The rest of the book falls in the same vein: Where you fall short, what you can do about it, and how it will help you find Mr. Right.
The only quibble I have with McMillan’s book is her idea that casual sex interferes with a woman’s ability to find a lifelong partner. Yes, if you’re sleeping with men for disingenuous reasons — thinking once you fall into bed he’ll decide he can’t live without you — then you’re probably going to be alone for a very long time. There are plenty of men out there who are unable to commit, either emotionally or because they’re already paired up with someone else. McMillan correctly points out that sleeping with guys like this in the hopes that they’ll change is completely ridiculous.
Equally ridiculous, though, is the notion that casual sex or a Friends With Benefits arrangement will get in the way of finding the husband your dreams. In fact, if you can handle it emotionally then it probably tips the scales in your favor. Let’s face it, plenty of women have a healthy sex drive and need to get their itch scratched on a regular basis. If you’ve got someone to help you with that, you can focus your energy on developing a relationship with someone else who interests you, not count down the minutes until you can get in his pants.
Admittedly, that arrangement won’t work for everyone but I’m not quite as quick as the author is to dismiss the validity of casual sex among consenting adults as you travel your relationship-seeking path. In fact, I met my partner precisely when my focus was on letting relationships evolve in their own way because my basic needs were already being met. In other words, don’t be too quick to dismiss casual sex as something that interferes with finding a mate. It might help.

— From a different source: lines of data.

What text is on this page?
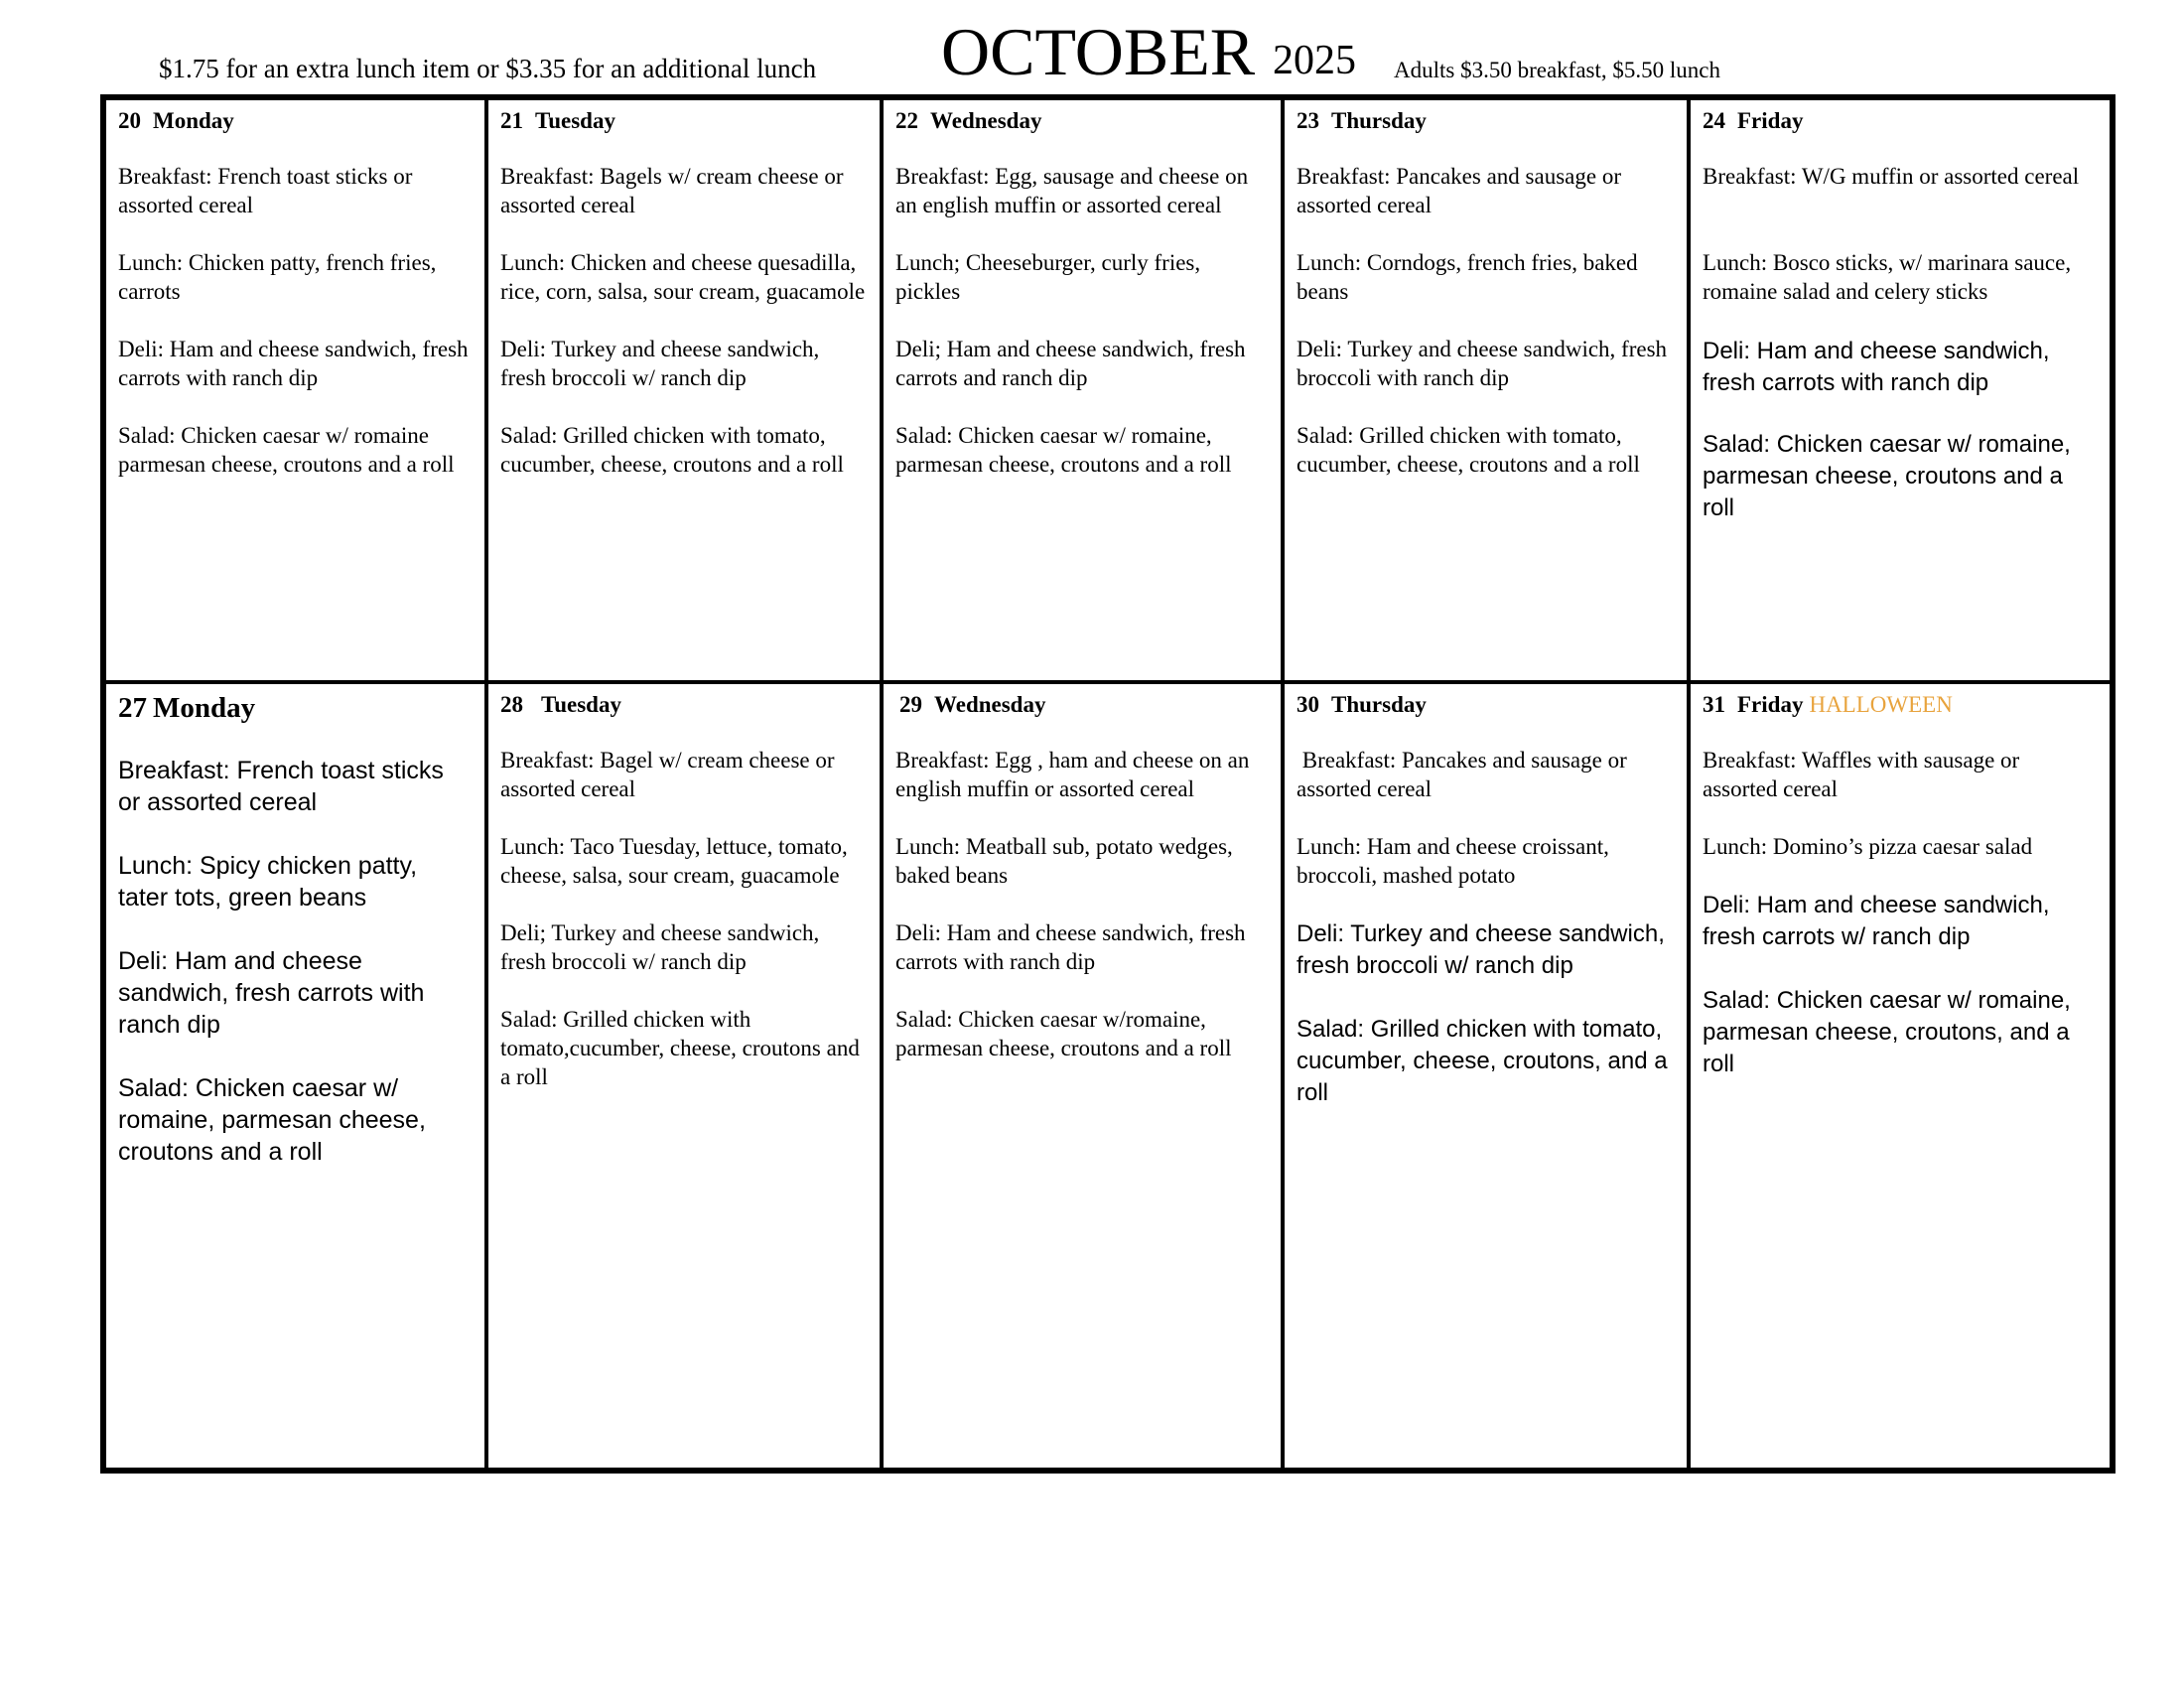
$1.75 for an extra lunch item or $3.35 for an additional lunch OCTOBER 2025 Adults $3.50 breakfast, $5.50 lunch
20 Monday
Breakfast: French toast sticks or assorted cereal
Lunch: Chicken patty, french fries, carrots
Deli: Ham and cheese sandwich, fresh carrots with ranch dip
Salad: Chicken caesar w/ romaine parmesan cheese, croutons and a roll
21 Tuesday
Breakfast: Bagels w/ cream cheese or assorted cereal
Lunch: Chicken and cheese quesadilla, rice, corn, salsa, sour cream, guacamole
Deli: Turkey and cheese sandwich, fresh broccoli w/ ranch dip
Salad: Grilled chicken with tomato, cucumber, cheese, croutons and a roll
22 Wednesday
Breakfast: Egg, sausage and cheese on an english muffin or assorted cereal
Lunch; Cheeseburger, curly fries, pickles
Deli; Ham and cheese sandwich, fresh carrots and ranch dip
Salad: Chicken caesar w/ romaine, parmesan cheese, croutons and a roll
23 Thursday
Breakfast: Pancakes and sausage or assorted cereal
Lunch: Corndogs, french fries, baked beans
Deli: Turkey and cheese sandwich, fresh broccoli with ranch dip
Salad: Grilled chicken with tomato, cucumber, cheese, croutons and a roll
24 Friday
Breakfast: W/G muffin or assorted cereal
Lunch: Bosco sticks, w/ marinara sauce, romaine salad and celery sticks
Deli: Ham and cheese sandwich, fresh carrots with ranch dip
Salad: Chicken caesar w/ romaine, parmesan cheese, croutons and a roll
27 Monday
Breakfast: French toast sticks or assorted cereal
Lunch: Spicy chicken patty, tater tots, green beans
Deli: Ham and cheese sandwich, fresh carrots with ranch dip
Salad: Chicken caesar w/ romaine, parmesan cheese, croutons and a roll
28 Tuesday
Breakfast: Bagel w/ cream cheese or assorted cereal
Lunch: Taco Tuesday, lettuce, tomato, cheese, salsa, sour cream, guacamole
Deli; Turkey and cheese sandwich, fresh broccoli w/ ranch dip
Salad: Grilled chicken with tomato,cucumber, cheese, croutons and a roll
29 Wednesday
Breakfast: Egg , ham and cheese on an english muffin or assorted cereal
Lunch: Meatball sub, potato wedges, baked beans
Deli: Ham and cheese sandwich, fresh carrots with ranch dip
Salad: Chicken caesar w/romaine, parmesan cheese, croutons and a roll
30 Thursday
Breakfast: Pancakes and sausage or assorted cereal
Lunch: Ham and cheese croissant, broccoli, mashed potato
Deli: Turkey and cheese sandwich, fresh broccoli w/ ranch dip
Salad: Grilled chicken with tomato, cucumber, cheese, croutons, and a roll
31 Friday HALLOWEEN
Breakfast: Waffles with sausage or assorted cereal
Lunch: Domino’s pizza caesar salad
Deli: Ham and cheese sandwich, fresh carrots w/ ranch dip
Salad: Chicken caesar w/ romaine, parmesan cheese, croutons, and a roll
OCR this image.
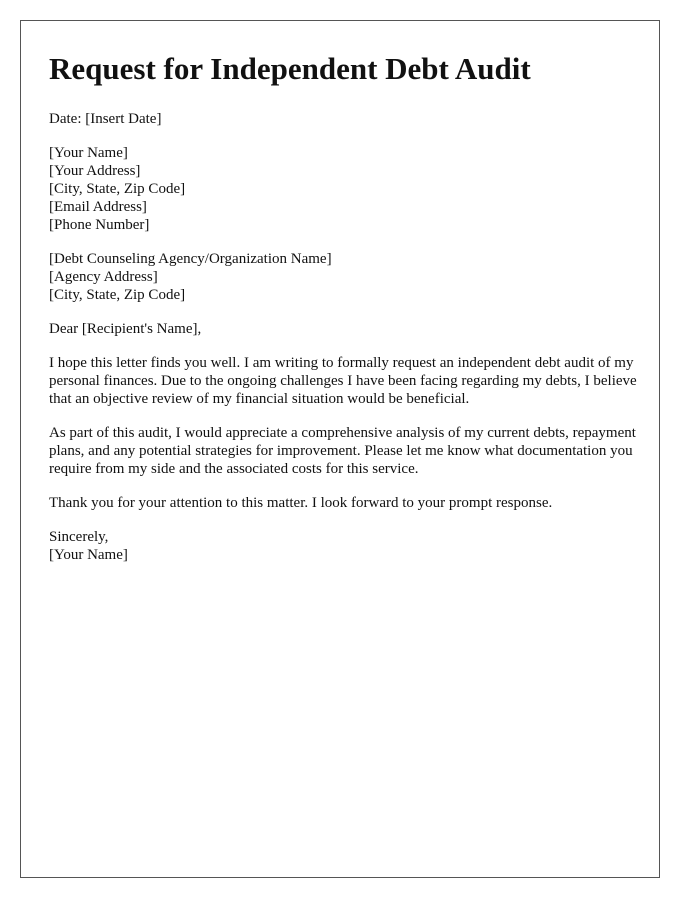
Request for Independent Debt Audit

Date: [Insert Date]

[Your Name]
[Your Address]
[City, State, Zip Code]
[Email Address]
[Phone Number]

[Debt Counseling Agency/Organization Name]
[Agency Address]
[City, State, Zip Code]

Dear [Recipient's Name],

I hope this letter finds you well. I am writing to formally request an independent debt audit of my personal finances. Due to the ongoing challenges I have been facing regarding my debts, I believe that an objective review of my financial situation would be beneficial.

As part of this audit, I would appreciate a comprehensive analysis of my current debts, repayment plans, and any potential strategies for improvement. Please let me know what documentation you require from my side and the associated costs for this service.

Thank you for your attention to this matter. I look forward to your prompt response.

Sincerely,
[Your Name]
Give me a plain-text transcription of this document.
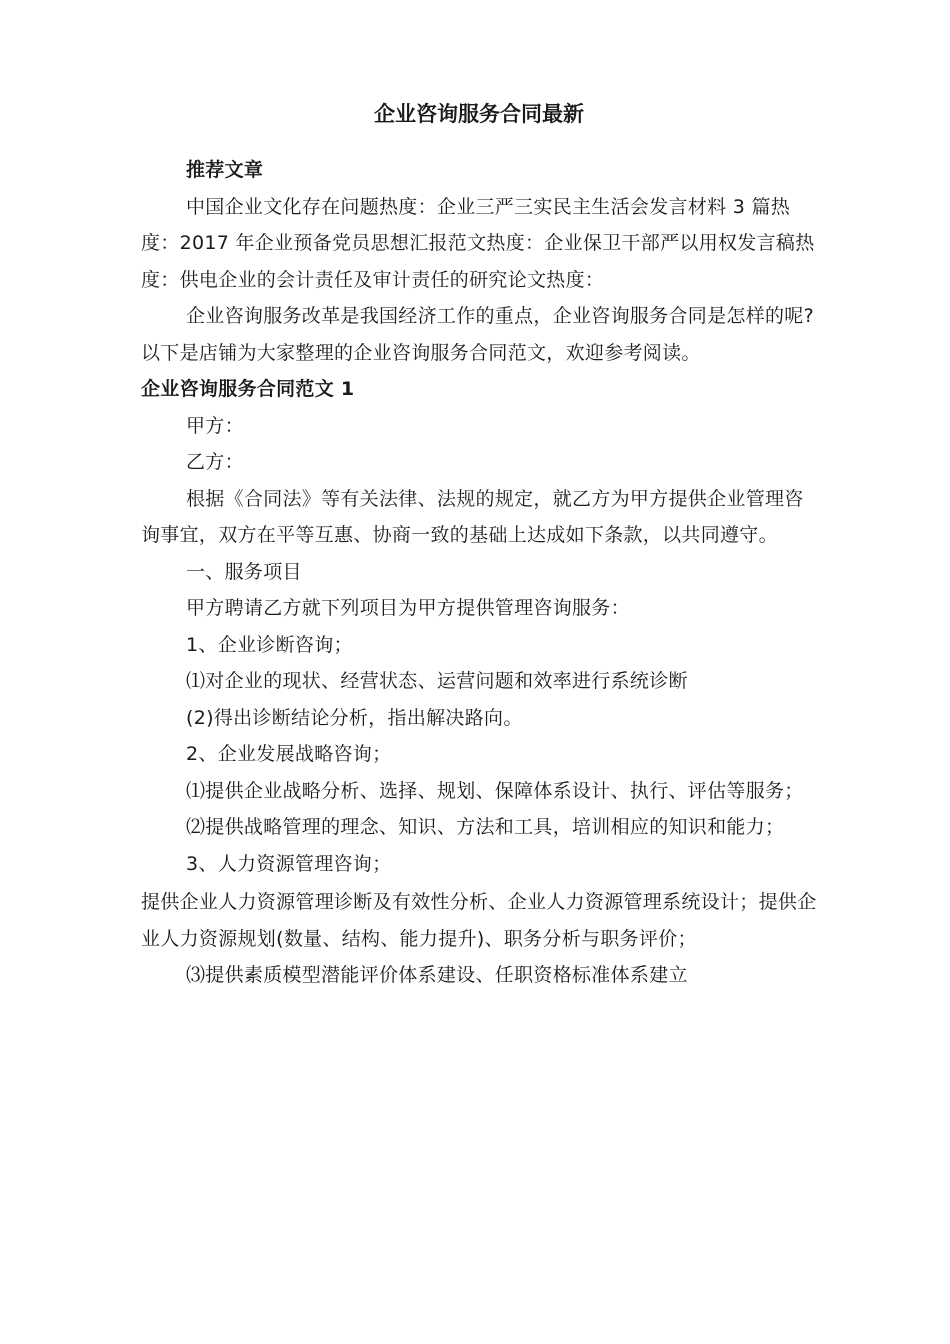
企业咨询服务合同最新

推荐文章

中国企业文化存在问题热度：企业三严三实民主生活会发言材料 3 篇热度：2017 年企业预备党员思想汇报范文热度：企业保卫干部严以用权发言稿热度：供电企业的会计责任及审计责任的研究论文热度：

企业咨询服务改革是我国经济工作的重点，企业咨询服务合同是怎样的呢?以下是店铺为大家整理的企业咨询服务合同范文，欢迎参考阅读。

企业咨询服务合同范文 1

甲方：

乙方：

根据《合同法》等有关法律、法规的规定，就乙方为甲方提供企业管理咨询事宜，双方在平等互惠、协商一致的基础上达成如下条款，以共同遵守。

一、服务项目

甲方聘请乙方就下列项目为甲方提供管理咨询服务：

1、企业诊断咨询；

⑴对企业的现状、经营状态、运营问题和效率进行系统诊断

(2)得出诊断结论分析，指出解决路向。

2、企业发展战略咨询；

⑴提供企业战略分析、选择、规划、保障体系设计、执行、评估等服务；

⑵提供战略管理的理念、知识、方法和工具，培训相应的知识和能力；

3、人力资源管理咨询；

提供企业人力资源管理诊断及有效性分析、企业人力资源管理系统设计；提供企业人力资源规划(数量、结构、能力提升)、职务分析与职务评价；

⑶提供素质模型潜能评价体系建设、任职资格标准体系建立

Even though I don’t fit squarely in the book’s marketing demographic, I highly recommend taking Why You’re Not Married…Yet for a spin.
If you’re not searching for a spouse, you’ll still get valuable insight into relationships.
Plus, you can use the book as a scapegoat to get your point across. ”I didn’t call you a bitch, Tracy, the author did!”
But, if finding a life partner is important, then give this book a thorough read. If you listen to MacMillan’s straight-shooting talk, you’ll be choosing your bridesmaids dresses in no time.